Early on in his career, he served as consultant to several of the Fortune 500 and other notable companies, such as IBM, AT&T, Westinghouse, Boeing, Curtiss-Wright, Pratt-Whitney, McDonnell Douglas, Phillips, Shell, General Motors, Sealtest Foods and Hallmark. He has consulted with the U.S. Air Force, the Postal Service, numerous banks and other institutions, universities around the globe, and West Point.
He has consulted behind the now well-known success story at Johnsonville Foods – which Tom Peters referred to as “the most remarkable example of organizational transformation” he had ever seen.
He has taken his extraordinary problem-solving skills to the Scandinavian countries (esp. Finland and Norway), to Australia, to the UK and most European countries, and to Canada, Mexico and China. Today, he limits his work to small to medium-sized organizations where, as he says, the impact is more immediate and measurable.

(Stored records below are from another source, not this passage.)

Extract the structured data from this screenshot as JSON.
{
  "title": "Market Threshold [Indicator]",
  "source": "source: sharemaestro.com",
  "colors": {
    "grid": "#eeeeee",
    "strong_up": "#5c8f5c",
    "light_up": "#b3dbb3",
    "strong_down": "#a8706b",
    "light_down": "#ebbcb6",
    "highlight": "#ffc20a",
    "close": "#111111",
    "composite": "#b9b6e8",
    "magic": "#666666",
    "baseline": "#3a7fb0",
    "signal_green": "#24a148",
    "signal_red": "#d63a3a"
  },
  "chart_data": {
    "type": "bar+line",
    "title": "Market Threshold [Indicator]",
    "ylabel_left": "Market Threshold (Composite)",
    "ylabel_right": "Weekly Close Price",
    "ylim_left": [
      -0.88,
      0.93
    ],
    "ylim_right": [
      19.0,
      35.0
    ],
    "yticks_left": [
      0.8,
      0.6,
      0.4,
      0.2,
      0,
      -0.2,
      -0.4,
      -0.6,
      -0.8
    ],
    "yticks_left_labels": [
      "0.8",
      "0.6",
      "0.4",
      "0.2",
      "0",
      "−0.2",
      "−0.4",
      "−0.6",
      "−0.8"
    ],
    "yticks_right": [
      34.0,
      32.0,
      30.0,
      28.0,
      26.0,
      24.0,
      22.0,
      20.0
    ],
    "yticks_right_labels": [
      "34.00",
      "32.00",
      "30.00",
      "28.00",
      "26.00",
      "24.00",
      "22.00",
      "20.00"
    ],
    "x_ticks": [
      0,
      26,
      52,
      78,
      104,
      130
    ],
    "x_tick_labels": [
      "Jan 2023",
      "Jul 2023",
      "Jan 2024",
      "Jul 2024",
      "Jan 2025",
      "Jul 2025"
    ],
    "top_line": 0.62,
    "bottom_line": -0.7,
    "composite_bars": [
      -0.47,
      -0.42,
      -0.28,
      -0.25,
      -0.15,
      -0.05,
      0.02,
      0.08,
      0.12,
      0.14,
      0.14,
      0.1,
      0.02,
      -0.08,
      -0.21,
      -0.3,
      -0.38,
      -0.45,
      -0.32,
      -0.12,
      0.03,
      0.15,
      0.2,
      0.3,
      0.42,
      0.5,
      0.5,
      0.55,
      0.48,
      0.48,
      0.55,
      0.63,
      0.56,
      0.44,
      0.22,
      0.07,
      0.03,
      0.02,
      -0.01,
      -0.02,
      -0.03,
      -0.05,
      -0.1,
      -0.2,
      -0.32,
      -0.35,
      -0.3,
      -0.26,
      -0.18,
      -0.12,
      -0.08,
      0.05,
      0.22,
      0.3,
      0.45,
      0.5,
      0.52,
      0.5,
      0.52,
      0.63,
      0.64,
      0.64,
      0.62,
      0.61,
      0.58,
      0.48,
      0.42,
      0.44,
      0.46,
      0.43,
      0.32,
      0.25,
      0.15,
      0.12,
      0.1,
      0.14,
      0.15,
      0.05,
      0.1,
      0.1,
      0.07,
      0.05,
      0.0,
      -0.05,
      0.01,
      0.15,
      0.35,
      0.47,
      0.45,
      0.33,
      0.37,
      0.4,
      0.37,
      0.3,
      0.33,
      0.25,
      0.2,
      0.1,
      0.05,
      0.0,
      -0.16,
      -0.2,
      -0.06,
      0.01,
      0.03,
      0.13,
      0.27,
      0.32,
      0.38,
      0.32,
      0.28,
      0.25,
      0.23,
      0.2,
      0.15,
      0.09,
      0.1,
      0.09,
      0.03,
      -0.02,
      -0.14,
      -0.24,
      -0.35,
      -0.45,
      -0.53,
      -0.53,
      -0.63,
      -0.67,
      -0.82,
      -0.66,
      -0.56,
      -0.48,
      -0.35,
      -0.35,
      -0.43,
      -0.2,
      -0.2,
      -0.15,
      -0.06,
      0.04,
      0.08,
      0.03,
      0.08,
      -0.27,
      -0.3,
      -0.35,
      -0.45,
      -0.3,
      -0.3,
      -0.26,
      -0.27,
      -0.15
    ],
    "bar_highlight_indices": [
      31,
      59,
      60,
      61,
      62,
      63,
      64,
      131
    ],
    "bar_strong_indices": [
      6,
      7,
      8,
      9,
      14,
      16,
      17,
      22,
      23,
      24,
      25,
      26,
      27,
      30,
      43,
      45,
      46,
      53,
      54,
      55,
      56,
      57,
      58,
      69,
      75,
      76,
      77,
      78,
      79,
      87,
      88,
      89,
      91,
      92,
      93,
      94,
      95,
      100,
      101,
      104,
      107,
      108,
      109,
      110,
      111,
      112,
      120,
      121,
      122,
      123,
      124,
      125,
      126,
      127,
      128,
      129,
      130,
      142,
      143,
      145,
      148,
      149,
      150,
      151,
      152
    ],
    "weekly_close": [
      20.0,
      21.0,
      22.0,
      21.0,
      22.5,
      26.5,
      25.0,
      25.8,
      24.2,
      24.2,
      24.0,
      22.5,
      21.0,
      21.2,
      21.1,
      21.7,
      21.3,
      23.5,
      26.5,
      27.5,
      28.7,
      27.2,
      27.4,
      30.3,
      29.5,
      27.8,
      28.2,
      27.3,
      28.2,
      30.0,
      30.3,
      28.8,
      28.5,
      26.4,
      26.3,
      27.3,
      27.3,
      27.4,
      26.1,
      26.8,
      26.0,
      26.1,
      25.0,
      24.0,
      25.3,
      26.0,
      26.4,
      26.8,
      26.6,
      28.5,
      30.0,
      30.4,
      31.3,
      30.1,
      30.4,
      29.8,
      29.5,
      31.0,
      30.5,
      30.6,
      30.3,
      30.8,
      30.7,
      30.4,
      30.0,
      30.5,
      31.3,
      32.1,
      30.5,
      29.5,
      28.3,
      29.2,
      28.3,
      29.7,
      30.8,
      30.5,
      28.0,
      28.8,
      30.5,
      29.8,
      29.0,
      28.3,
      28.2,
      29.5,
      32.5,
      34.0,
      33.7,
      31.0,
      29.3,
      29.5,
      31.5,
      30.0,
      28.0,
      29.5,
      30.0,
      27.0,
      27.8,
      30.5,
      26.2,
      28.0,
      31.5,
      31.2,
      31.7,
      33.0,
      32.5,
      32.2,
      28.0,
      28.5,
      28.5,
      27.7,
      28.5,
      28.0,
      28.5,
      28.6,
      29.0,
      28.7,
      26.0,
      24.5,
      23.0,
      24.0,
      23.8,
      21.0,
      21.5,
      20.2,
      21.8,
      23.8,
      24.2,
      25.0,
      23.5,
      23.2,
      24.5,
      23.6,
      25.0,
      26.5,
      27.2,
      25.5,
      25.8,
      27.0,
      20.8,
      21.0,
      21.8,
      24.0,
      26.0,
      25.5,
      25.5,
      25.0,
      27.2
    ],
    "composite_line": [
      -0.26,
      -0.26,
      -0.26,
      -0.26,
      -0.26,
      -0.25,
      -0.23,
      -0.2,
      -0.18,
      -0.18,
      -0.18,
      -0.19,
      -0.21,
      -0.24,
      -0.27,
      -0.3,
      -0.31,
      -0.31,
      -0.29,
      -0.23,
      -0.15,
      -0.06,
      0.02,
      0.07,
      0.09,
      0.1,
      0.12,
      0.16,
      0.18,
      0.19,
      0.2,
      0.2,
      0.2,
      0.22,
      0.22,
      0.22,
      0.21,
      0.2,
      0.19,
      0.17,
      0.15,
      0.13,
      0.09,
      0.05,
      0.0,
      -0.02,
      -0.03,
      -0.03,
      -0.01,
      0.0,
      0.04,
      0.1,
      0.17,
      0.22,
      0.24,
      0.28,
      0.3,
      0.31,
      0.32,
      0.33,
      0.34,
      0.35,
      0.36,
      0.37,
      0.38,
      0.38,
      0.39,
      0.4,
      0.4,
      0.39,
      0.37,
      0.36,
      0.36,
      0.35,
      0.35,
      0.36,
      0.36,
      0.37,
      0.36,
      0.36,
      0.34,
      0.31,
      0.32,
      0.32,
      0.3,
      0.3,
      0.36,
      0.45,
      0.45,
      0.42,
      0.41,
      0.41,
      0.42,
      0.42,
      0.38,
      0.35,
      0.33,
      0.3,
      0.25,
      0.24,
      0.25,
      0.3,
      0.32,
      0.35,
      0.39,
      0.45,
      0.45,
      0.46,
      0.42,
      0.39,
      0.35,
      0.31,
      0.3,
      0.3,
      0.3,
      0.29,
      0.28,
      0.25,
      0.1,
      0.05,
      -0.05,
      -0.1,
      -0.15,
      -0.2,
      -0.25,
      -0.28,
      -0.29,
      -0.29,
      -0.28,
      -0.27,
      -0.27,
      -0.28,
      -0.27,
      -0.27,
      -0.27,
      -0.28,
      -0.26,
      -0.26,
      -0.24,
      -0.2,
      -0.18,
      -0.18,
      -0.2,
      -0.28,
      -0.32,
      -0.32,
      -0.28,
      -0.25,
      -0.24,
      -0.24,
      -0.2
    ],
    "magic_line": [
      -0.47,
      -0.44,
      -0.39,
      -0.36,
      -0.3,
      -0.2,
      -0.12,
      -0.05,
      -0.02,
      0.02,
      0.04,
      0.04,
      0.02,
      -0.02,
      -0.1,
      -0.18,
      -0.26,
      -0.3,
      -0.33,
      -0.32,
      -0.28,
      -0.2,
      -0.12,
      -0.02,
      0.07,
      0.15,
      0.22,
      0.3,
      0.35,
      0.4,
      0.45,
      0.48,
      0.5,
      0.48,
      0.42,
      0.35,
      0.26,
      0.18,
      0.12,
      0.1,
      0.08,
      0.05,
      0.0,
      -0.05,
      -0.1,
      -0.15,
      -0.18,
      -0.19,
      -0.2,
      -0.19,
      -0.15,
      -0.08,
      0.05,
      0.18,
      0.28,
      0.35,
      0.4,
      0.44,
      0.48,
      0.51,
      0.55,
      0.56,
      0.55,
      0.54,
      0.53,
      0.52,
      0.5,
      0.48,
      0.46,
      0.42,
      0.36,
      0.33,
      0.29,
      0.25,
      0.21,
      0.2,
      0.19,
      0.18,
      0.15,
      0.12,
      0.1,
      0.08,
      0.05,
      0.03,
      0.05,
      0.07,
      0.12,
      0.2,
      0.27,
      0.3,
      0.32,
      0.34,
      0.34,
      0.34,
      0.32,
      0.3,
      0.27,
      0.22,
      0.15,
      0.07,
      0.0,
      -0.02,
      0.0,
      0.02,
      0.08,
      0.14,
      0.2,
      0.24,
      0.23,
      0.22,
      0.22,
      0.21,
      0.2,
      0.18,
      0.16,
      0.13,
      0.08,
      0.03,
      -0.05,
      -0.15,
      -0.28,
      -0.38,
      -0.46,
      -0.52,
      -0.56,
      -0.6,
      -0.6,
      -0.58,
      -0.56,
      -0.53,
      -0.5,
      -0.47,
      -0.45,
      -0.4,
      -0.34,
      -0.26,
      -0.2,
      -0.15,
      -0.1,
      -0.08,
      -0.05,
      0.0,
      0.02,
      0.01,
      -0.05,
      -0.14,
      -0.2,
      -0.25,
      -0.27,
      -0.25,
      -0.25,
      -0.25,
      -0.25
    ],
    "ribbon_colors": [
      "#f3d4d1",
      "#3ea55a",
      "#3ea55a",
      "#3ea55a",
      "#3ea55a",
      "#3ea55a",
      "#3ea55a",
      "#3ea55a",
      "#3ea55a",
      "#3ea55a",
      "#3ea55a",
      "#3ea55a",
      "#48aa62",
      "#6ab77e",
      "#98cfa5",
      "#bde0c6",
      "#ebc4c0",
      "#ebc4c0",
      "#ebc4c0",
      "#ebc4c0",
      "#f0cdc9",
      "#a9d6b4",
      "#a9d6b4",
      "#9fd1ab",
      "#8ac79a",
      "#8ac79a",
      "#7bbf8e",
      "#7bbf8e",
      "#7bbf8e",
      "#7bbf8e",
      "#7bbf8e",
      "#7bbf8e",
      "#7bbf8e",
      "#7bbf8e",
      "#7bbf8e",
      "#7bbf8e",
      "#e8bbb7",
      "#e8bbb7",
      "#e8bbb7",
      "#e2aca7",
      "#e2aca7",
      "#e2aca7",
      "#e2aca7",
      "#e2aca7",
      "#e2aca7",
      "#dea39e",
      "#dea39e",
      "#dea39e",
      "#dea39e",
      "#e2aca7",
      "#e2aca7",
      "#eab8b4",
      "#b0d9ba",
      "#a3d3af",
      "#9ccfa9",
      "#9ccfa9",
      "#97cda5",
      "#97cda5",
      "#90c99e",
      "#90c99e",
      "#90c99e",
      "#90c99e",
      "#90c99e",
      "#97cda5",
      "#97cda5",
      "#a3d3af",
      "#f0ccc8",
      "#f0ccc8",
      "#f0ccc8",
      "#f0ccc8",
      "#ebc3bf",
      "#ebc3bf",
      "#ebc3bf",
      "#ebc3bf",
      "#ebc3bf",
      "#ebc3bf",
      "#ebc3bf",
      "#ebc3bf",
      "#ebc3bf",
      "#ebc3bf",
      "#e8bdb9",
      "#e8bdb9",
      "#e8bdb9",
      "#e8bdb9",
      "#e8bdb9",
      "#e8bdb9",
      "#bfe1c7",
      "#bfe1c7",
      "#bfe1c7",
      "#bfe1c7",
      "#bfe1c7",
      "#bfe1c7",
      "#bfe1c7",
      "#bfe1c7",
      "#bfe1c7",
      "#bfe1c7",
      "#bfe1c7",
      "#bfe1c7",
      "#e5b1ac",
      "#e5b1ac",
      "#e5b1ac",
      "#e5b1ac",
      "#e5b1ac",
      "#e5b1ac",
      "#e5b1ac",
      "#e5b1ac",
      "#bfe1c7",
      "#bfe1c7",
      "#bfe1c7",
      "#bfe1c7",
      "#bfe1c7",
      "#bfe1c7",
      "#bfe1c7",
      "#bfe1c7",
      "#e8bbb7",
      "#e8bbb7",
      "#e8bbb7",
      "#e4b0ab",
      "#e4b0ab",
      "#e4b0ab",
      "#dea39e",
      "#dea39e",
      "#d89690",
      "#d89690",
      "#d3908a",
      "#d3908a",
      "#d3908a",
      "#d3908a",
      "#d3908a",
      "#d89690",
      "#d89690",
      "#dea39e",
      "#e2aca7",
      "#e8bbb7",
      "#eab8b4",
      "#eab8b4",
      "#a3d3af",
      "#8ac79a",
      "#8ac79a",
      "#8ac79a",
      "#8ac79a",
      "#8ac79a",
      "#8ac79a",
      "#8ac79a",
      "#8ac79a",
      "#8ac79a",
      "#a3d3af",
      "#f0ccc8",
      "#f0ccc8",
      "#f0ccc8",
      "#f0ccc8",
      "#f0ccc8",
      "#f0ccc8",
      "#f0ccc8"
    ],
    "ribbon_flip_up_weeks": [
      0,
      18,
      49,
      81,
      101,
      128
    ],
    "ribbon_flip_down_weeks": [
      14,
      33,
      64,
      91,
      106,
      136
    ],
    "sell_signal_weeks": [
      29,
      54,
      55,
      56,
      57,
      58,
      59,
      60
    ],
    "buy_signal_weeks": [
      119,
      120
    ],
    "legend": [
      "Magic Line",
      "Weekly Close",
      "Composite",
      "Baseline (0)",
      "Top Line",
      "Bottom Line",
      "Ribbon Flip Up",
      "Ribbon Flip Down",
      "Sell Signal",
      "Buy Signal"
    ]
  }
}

His other “career,” as a distinguished university professor in major universities both here and abroad (e.g., the Harvard Graduate School of Business, The University of Amsterdam, Queensland University of Technology in Australia, Universidad Complutense in Mexico, etc.) was an ongoing research project he “put up with” for thirty-five years, before “retiring” in 1991 to devote full time to his passion which, as he has described it in interviews, is
…to help committed CEO’s and other top executives transform themselves into leaders and their organizations into healthier, more vigorous and more adaptive high-performance organizations.
Doing so, many have observed, has brought life back into those organizations, and has lifted the quality of life of its employees, both at work and at home.